Since our very first ancestors came together from pieces of nucleic acid in the primordial ooze, humanity has evolved in the Earth environment.

Over hundreds of millions of years, all we've known is Earth's gravity, and the stringent protection from cosmic radiation afforded by our beautiful, wonderful atmosphere.

Although we've been going to space for decades now, it's barely an eyeblink of time compared to how long we've spent thriving in very specific conditions.

In space, in microgravity, in a radiation environment, human physiology starts going awry. Effects like bone and muscle density loss, fluid redistribution, increased cancer risk, and excess flatulence have all been documented or studied.

Scientists have even been investigating how pregnancy and birth might play out in a space environment.

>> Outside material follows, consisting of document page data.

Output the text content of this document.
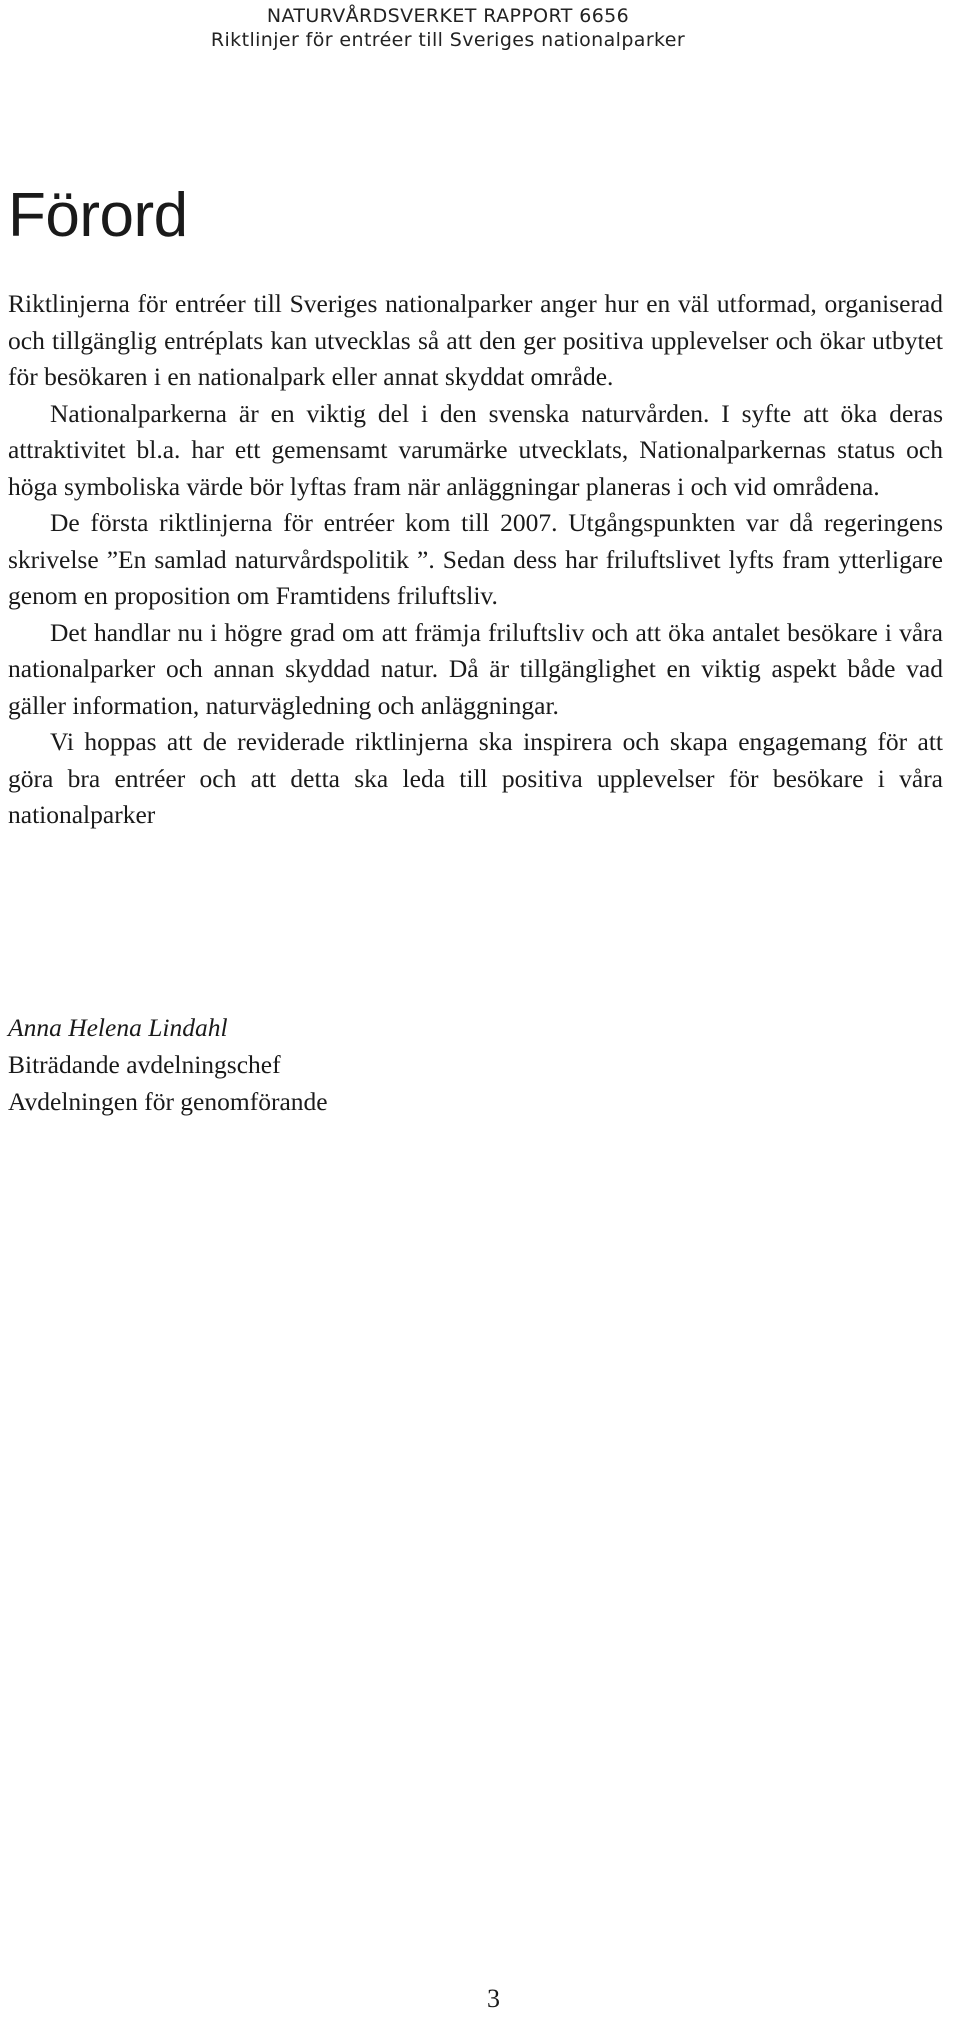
NATURVÅRDSVERKET RAPPORT 6656
Riktlinjer för entréer till Sveriges nationalparker
Förord

Riktlinjerna för entréer till Sveriges nationalparker anger hur en väl utformad, organiserad och tillgänglig entréplats kan utvecklas så att den ger positiva upplevelser och ökar utbytet för besökaren i en nationalpark eller annat skyddat område.

Nationalparkerna är en viktig del i den svenska naturvården. I syfte att öka deras attraktivitet bl.a. har ett gemensamt varumärke utvecklats, Nationalparkernas status och höga symboliska värde bör lyftas fram när anläggningar planeras i och vid områdena.

De första riktlinjerna för entréer kom till 2007. Utgångspunkten var då regeringens skrivelse ”En samlad naturvårdspolitik ”. Sedan dess har friluftslivet lyfts fram ytterligare genom en proposition om Framtidens friluftsliv.

Det handlar nu i högre grad om att främja friluftsliv och att öka antalet besökare i våra nationalparker och annan skyddad natur. Då är tillgänglighet en viktig aspekt både vad gäller information, naturvägledning och anläggningar.

Vi hoppas att de reviderade riktlinjerna ska inspirera och skapa engagemang för att göra bra entréer och att detta ska leda till positiva upplevelser för besökare i våra nationalparker

Anna Helena Lindahl
Biträdande avdelningschef
Avdelningen för genomförande
3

But sexual health is an area that, according to the research team, has been neglected.

"To our knowledge," the researchers write, "this study is the first investigation into the effects of real or stimulated [sic] spaceflight on tissues relevant to erectile function."

Their investigation was conducted on 86 adult male rats, which were divided into six randomized groups. Each of these groups was subjected to simulated space conditions, or control conditions.

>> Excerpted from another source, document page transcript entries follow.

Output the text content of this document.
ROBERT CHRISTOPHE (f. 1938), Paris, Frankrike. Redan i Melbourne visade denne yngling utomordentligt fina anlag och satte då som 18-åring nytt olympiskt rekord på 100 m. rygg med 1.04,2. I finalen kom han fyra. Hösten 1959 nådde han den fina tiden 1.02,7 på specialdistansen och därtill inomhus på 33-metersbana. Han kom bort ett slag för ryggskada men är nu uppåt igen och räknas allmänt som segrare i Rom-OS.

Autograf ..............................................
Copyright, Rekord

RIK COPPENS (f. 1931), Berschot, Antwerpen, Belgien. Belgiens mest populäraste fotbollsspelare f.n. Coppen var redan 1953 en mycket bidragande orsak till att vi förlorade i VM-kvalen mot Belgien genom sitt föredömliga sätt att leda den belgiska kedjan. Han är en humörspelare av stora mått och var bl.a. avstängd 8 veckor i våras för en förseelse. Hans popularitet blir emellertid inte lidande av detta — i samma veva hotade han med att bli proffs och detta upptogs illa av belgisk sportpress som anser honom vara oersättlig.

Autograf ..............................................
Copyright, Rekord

Hindlimb unloading, where the rats are suspended unnaturally, was used to mimic microgravity; and NASA's Space Radiation Laboratory was used to treat the rats to varying doses of simulated galactic cosmic radiation.

Then, the team monitored the effects on the veins and arteries that supply blood to the penis. They found that both simulated microgravity and simulated cosmic radiation both had an effect; but that cosmic radiation was the biggest problem, up to 13 months later.

"The most deleterious alterations to vascular reactivity were produced primarily by galactic cosmic rays, which were observed after a prolonged recovery period following simulated spaceflight," the team writes.

"Collectively, these results suggest that neurovascular function of the erectile tissues may be impaired throughout the remainder of the astronauts' sexual health span following return to Earth from prolonged deep space exploration."

But the researchers also found that these effects could be reversible.

As physiologist and urologist Justin La Favor of Florida State University explains, "While the negative impacts of galactic cosmic radiation were long-lasting, functional improvements induced by acutely targeting the redox and nitric oxide pathways in the tissues suggest that the erectile dysfunction may be treatable."

And all hope is not lost for space babies. As retired NASA astronaut Mike Mullane told Men's Health in a 2014 interview of his time in space, "A couple of times, I would wake up from sleep periods and I had a boner that I could have drilled through kryptonite." Welp.

The research has been published in The FASEB Journal.